The mix-up highlighted a significant complication that has become an almost daily annoyance for Deeds and Moran: How can two veteran local politicians compete with a candidate who has pop stars recording his robocalls and a former president with whom to barnstorm the state?

The challenge of running against a celebrity candidate is not new -- just ask Sen. John McCain (R-Ariz.), who tried a variety of strategies to counter the enormous crowds and round-the-clock media entourage that followed Barack Obama across the country last year. But the problem is new in Virginia, where voters are still learning the names of two candidates and the third spent another day yesterday flanked by Clinton.

So far, Moran and Deeds have responded with a mix of humor and quiet confidence, insisting that a succession of star-studded events might work during a vast presidential campaign but could turn off the engaged activists who are likely to show up for a low-turnout primary. Both say they prefer low-key community events with local party chairs, mayors and state legislators who have endorsed their efforts.

"To me, it's a little risky," said Steve Jarding, Moran's senior strategist. "These are very discerning voters. I don't think they get wowed by that."

Deeds, who represents rural Bath County, has been working hard in Roanoke, Martinsville and Staunton, hopeful that Moran and McAuliffe will split votes in Northern Virginia and leave downstate up for grabs. Those areas might be immune to the charms of politically active celebrities.

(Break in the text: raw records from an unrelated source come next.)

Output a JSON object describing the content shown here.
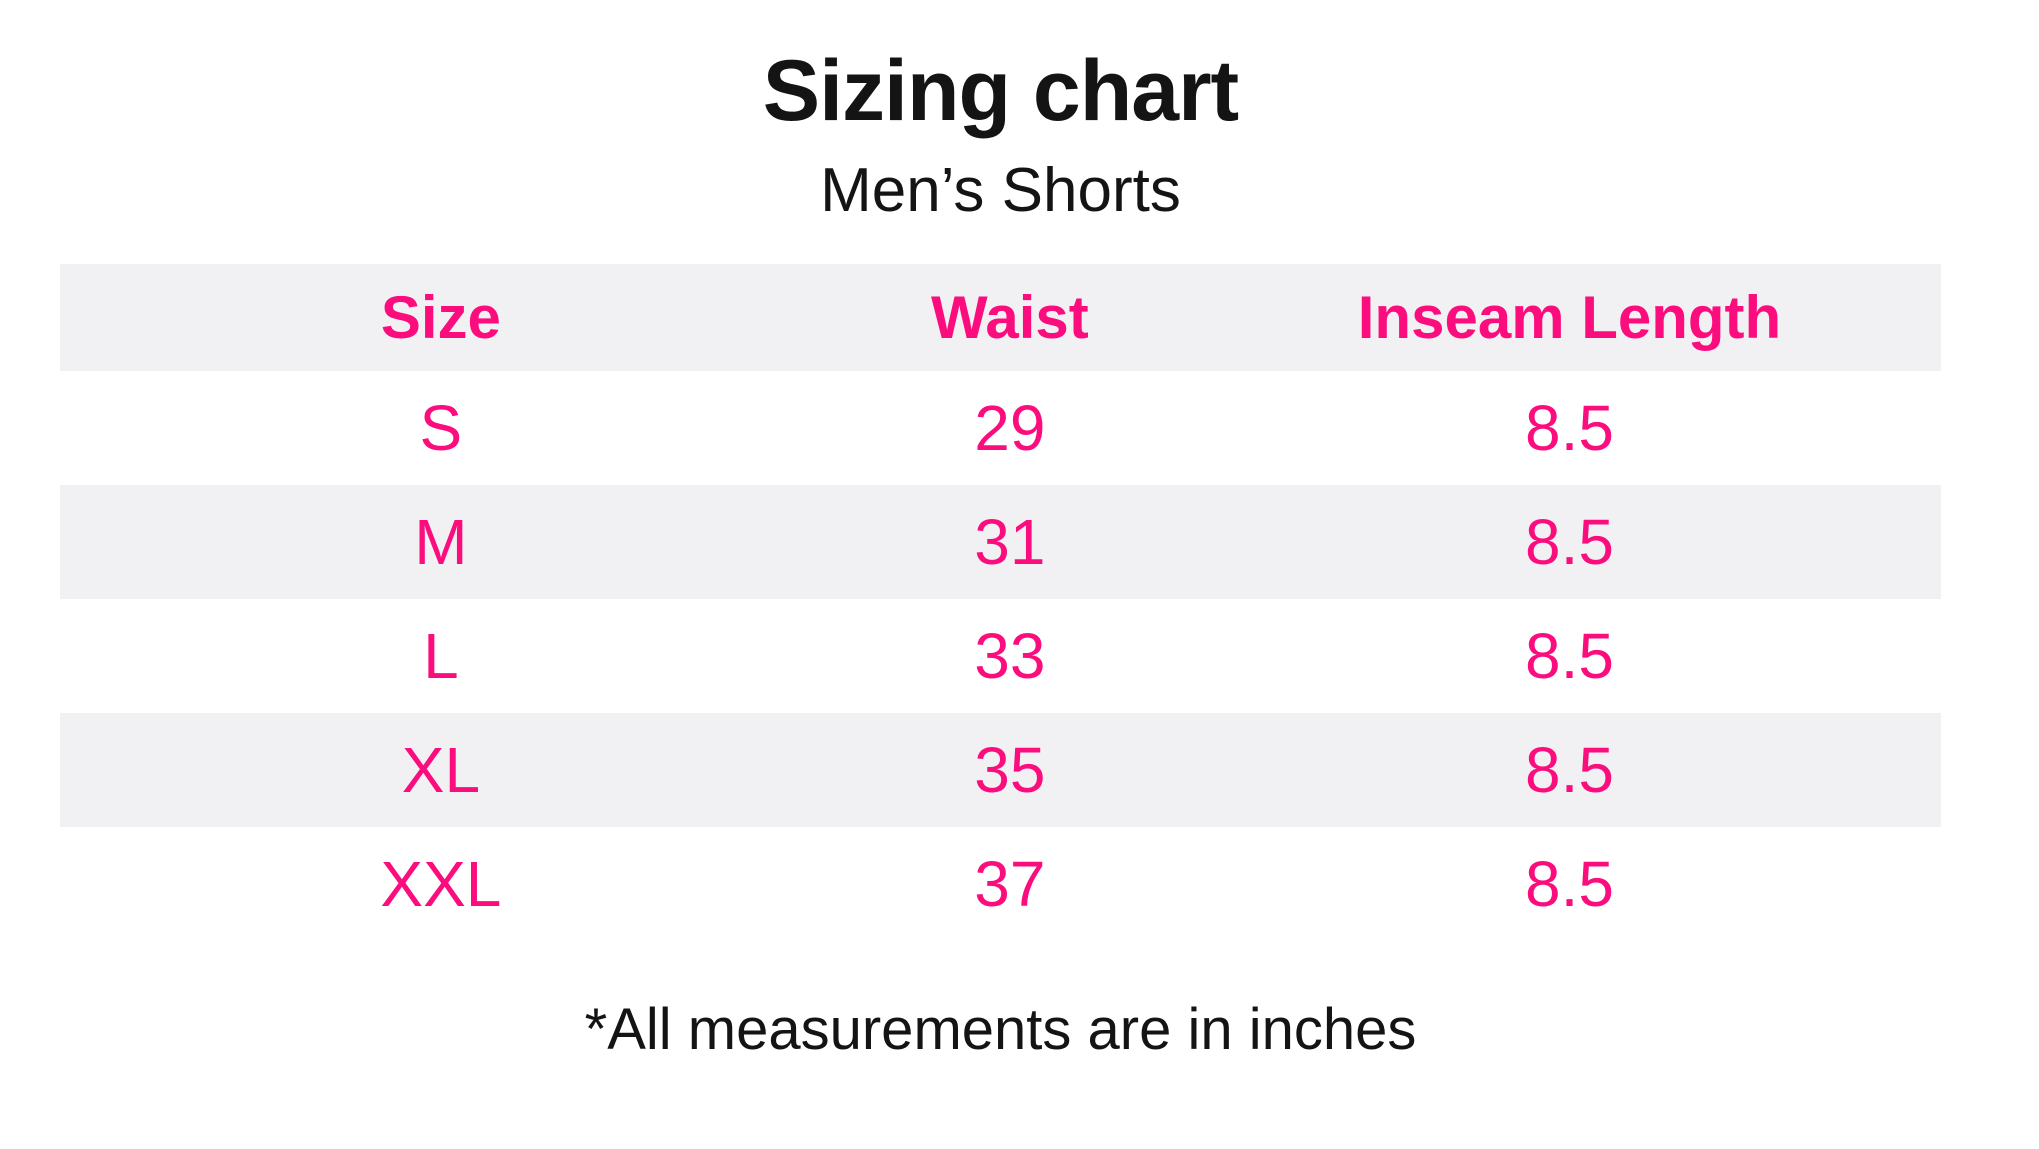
{
  "title": "Sizing chart",
  "subtitle": "Men’s Shorts",
  "footnote": "*All measurements are in inches",
  "colors": {
    "accent_pink": "#fb0d7e",
    "band_gray": "#f1f1f3",
    "text_black": "#141414",
    "background": "#ffffff"
  },
  "chart_data": {
    "type": "table",
    "title": "Sizing chart",
    "subtitle": "Men’s Shorts",
    "columns": [
      "Size",
      "Waist",
      "Inseam Length"
    ],
    "rows": [
      [
        "S",
        "29",
        "8.5"
      ],
      [
        "M",
        "31",
        "8.5"
      ],
      [
        "L",
        "33",
        "8.5"
      ],
      [
        "XL",
        "35",
        "8.5"
      ],
      [
        "XXL",
        "37",
        "8.5"
      ]
    ],
    "note": "*All measurements are in inches",
    "units": "inches",
    "layout_hints": {
      "header_background": "#f1f1f3",
      "alternating_rows": true,
      "text_alignment": "center"
    }
  }
}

"I feel a little hypocritical about this, because we're campaigning down here with the biggest celebrity around -- his name is Rick Boucher," joked Deeds campaign manager Joe Abbey, referring to the southwest Virginia Democratic congressman who has endorsed Deeds's effort. "That guy is Elvis down there."

Moran's supporters include the mayor of Richmond, where the TV station that bungled his photo got it right a day later.

A major challenge for Moran and Deeds will come in the fierce competition for the public's attention as the June 9 primary draws closer. During last year's presidential race, it was McCain who battled the rock-star fanfare of Obama's campaign. The Republican nominee attempted to turn Obama's advantage against him, running advertisements featuring footage of Paris Hilton and mocking Obama as "the biggest celebrity in the world."

"There's a finite amount of oxygen in any room, and that holds true for politics," said Steve Schmidt, McCain's chief strategist. "The more oxygen taken up by the better-known, well-funded, even famous candidate, the less oxygen there is for their opponent."

For McAuliffe, the big-name headliners have been drawing that oxygen in the form of buzz and free media attention, reminding voters that the primary is coming. The campaign is also hoping it will spark interest with young voters who were turned on to politics during last year's presidential election but have not been involved locally. McAuliffe is also reaching out to African Americans, a crucial constituency for the Democratic primary.